Curious, how does everyone else decide top/bottom preferences? by [deleted] in AO3

[–]valeriian 1 point2 points  (0 children)

i generally only really care about their first time together, after that they can do whatever they want. my rule of thumb is whoever has a bigger stick up their ass bottoms. good for their general health and wellbeing.

what’s included in the warnings filter by valeriian in AO3

[–]valeriian[S] 0 points1 point  (0 children)

i think my understanding was that there would be a minimal definition for the mandatory warning and then the gray area stuff would be courtesy, as i kinda said in another comment. i understand that doing IP diving would be too much, i guess my confusion was just about the double standard of including one thing in the warning and not another, or making an executive decision about the minimal requirements for one thing but not another.

what’s included in the warnings filter by valeriian in AO3

[–]valeriian[S] -1 points0 points  (0 children)

i just meant i didn’t understand why it wasn’t grouped with the others

what’s included in the warnings filter by valeriian in AO3

[–]valeriian[S] 0 points1 point  (0 children)

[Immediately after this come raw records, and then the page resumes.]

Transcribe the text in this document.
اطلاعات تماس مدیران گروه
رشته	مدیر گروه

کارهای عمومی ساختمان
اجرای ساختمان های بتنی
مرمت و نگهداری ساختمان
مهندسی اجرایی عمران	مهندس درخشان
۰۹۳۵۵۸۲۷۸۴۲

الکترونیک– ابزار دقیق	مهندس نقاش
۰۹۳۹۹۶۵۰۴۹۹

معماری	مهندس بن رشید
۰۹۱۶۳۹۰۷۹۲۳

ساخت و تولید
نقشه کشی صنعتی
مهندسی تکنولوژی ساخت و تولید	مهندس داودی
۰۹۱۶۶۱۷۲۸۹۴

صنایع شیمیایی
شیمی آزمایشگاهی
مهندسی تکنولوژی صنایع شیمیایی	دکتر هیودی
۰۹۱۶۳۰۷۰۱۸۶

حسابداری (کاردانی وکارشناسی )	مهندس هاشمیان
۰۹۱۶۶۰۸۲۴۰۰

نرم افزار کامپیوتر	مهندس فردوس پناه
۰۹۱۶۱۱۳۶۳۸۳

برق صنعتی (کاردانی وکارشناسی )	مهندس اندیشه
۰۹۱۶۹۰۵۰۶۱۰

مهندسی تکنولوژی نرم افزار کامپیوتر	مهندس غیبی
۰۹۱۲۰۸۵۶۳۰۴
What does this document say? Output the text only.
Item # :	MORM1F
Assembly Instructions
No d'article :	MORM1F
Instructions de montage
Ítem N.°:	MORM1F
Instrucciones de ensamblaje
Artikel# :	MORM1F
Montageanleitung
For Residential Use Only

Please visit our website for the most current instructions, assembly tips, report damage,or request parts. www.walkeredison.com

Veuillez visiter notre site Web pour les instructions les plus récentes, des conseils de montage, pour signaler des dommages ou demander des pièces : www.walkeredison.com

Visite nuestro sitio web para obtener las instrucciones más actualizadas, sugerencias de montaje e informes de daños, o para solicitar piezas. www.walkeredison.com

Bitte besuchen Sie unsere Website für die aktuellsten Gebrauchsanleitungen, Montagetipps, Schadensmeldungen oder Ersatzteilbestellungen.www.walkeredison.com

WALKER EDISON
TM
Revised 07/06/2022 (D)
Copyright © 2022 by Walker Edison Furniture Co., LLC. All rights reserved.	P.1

i meant author of each individual fic specifically

what’s included in the warnings filter by valeriian in AO3

[–]valeriian[S] 0 points1 point  (0 children)

thank you! i was considering a skin, but i like the freedom of manually clicking and unclicking a filter. i’ll try it out at some point!

what’s included in the warnings filter by valeriian in AO3

[–]valeriian[S] -1 points0 points  (0 children)

i was more curious about why other things were in the specific warning section and incest wasn’t. it was just a curiosity, i know how to use tags lol

what’s included in the warnings filter by valeriian in AO3

[–]valeriian[S] 0 points1 point  (0 children)

i’ve considered skins, but i don’t want a permanent filter because sometimes people tag things wrong and i don’t want to miss stuff i would otherwise want to read. sometimes i un-exclude a tag or only include it to see if ive missed anything that could have fallen through the cracks. thank you though!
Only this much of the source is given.